Andrew Stiles of the Washington Free Beacon reports on the latest example of media malpractice.
It’s been a banner week for journalistic integrity.
A Gallup survey published last Thursday found that just 36 percent of Americans have at least “a fair amount” of trust in the media, the second-lowest figure in recorded history. As if on cue, America’s élite journalists proceeded to validate the public’s skepticism.
The same day the survey was published, the New York Times issued a lengthy correction to a story that had vastly overstated the number of U.S. children hospitalized with COVID-19, among other inaccuracies:
“An earlier version of this article incorrectly described actions taken by regulators in Sweden and Denmark. They have halted use of the Moderna vaccine in children; they have not begun offering single doses. The article also misstated the number of Covid hospitalizations in U.S. children. It is more than 63,000 from August 2020 to October 2021, not 900,000 since the beginning of the pandemic.” …
… Apoorva Mandavilli, the reporter who wrote the story, earlier this year took charge of the paper’s COVID-19 coverage after its senior science reporter, Donald McNeil, was pushed out for offending a rich teenager the Times had forced him to chaperone on a trip to Peru.
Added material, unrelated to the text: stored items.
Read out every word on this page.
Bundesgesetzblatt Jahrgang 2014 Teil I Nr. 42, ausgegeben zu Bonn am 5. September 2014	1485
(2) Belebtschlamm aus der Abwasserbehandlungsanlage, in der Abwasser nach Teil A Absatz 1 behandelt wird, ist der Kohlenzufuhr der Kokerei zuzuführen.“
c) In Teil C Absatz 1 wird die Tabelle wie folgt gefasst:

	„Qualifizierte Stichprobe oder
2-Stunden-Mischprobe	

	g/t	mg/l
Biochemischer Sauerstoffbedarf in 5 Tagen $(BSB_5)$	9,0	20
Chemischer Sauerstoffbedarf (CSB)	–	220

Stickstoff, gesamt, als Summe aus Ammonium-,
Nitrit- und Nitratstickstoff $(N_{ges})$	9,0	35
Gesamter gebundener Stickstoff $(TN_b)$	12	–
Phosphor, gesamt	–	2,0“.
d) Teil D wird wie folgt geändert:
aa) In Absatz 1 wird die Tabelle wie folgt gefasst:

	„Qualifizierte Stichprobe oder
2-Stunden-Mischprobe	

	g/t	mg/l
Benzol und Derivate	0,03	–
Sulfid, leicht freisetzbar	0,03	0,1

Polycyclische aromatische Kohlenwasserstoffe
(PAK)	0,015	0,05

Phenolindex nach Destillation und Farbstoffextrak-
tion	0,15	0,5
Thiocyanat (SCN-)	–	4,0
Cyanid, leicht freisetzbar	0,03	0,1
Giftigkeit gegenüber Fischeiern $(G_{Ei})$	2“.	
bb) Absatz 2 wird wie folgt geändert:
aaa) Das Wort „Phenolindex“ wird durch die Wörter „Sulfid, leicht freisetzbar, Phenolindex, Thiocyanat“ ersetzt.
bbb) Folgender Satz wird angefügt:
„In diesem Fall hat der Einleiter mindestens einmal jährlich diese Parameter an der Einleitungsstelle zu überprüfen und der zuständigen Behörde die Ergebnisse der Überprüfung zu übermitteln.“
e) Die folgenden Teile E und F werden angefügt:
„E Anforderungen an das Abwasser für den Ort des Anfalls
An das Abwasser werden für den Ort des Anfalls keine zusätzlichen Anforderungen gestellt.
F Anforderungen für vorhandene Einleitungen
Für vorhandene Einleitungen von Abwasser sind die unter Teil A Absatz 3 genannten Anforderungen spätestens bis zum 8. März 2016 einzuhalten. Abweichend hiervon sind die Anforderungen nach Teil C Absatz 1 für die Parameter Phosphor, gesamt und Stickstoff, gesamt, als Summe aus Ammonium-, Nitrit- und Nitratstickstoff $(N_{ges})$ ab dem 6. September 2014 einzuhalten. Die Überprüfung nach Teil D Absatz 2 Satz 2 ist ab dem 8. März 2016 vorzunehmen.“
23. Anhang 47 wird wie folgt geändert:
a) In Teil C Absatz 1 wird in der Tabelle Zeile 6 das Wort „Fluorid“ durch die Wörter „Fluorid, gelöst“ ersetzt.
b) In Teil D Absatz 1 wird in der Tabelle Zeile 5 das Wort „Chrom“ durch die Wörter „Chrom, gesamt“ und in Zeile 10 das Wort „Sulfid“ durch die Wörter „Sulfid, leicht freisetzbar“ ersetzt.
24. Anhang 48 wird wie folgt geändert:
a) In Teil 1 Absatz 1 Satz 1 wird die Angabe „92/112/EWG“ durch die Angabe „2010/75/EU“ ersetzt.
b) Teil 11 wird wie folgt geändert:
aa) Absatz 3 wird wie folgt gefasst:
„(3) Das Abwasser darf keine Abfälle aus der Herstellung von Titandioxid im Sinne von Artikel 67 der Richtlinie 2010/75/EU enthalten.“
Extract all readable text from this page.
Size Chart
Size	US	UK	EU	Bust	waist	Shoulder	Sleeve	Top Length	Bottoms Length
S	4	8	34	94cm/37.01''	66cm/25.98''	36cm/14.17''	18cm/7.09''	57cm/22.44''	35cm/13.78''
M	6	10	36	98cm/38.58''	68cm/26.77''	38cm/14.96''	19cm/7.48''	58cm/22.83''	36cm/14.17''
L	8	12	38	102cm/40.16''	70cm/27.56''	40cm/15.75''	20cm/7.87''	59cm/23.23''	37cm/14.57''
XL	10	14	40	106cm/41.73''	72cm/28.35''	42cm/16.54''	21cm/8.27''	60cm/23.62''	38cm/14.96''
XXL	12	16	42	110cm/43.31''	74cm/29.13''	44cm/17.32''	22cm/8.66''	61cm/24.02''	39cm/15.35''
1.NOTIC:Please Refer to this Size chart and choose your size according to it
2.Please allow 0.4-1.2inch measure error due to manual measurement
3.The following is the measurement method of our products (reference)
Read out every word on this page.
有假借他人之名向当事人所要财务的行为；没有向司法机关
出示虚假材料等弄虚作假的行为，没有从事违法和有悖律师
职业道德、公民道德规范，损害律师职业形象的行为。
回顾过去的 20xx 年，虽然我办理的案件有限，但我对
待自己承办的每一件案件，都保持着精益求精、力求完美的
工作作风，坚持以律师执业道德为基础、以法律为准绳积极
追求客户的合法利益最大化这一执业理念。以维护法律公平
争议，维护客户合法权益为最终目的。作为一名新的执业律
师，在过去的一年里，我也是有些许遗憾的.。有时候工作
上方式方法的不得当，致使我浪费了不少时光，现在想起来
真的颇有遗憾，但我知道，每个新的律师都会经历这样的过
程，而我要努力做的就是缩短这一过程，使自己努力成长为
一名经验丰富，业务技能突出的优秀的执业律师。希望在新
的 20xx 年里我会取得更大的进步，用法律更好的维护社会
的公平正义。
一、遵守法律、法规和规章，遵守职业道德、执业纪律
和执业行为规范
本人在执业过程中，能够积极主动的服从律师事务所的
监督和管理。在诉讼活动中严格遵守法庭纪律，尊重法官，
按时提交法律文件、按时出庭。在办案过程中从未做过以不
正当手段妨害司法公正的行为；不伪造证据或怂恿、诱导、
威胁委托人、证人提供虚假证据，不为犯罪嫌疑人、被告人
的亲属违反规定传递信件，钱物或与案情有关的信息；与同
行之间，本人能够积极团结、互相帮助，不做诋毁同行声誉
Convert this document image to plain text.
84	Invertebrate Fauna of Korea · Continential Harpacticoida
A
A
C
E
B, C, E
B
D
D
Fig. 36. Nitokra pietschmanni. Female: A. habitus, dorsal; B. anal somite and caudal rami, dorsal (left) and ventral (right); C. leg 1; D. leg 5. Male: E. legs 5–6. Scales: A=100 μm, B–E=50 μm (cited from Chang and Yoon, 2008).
Mandavilli, on the other hand, was not forced to resign after she suggested it was racist to believe that COVID-19 may have leaked from a Chinese lab.
Over the weekend, CNN senior media correspondent Brian Stelter performed a dramatic monologue in which he attempted to spin the atrocious Gallup figures into a diatribe against Fox News. “Whenever anyone asks me about trust in media, I try to ask, ‘What do they mean by media?'” the journalist mused, thoughtfully. Maybe they just don’t trust Fox News, whose viewers are uneducated idiots who have been brainwashed into hating “objective” networks like CNN?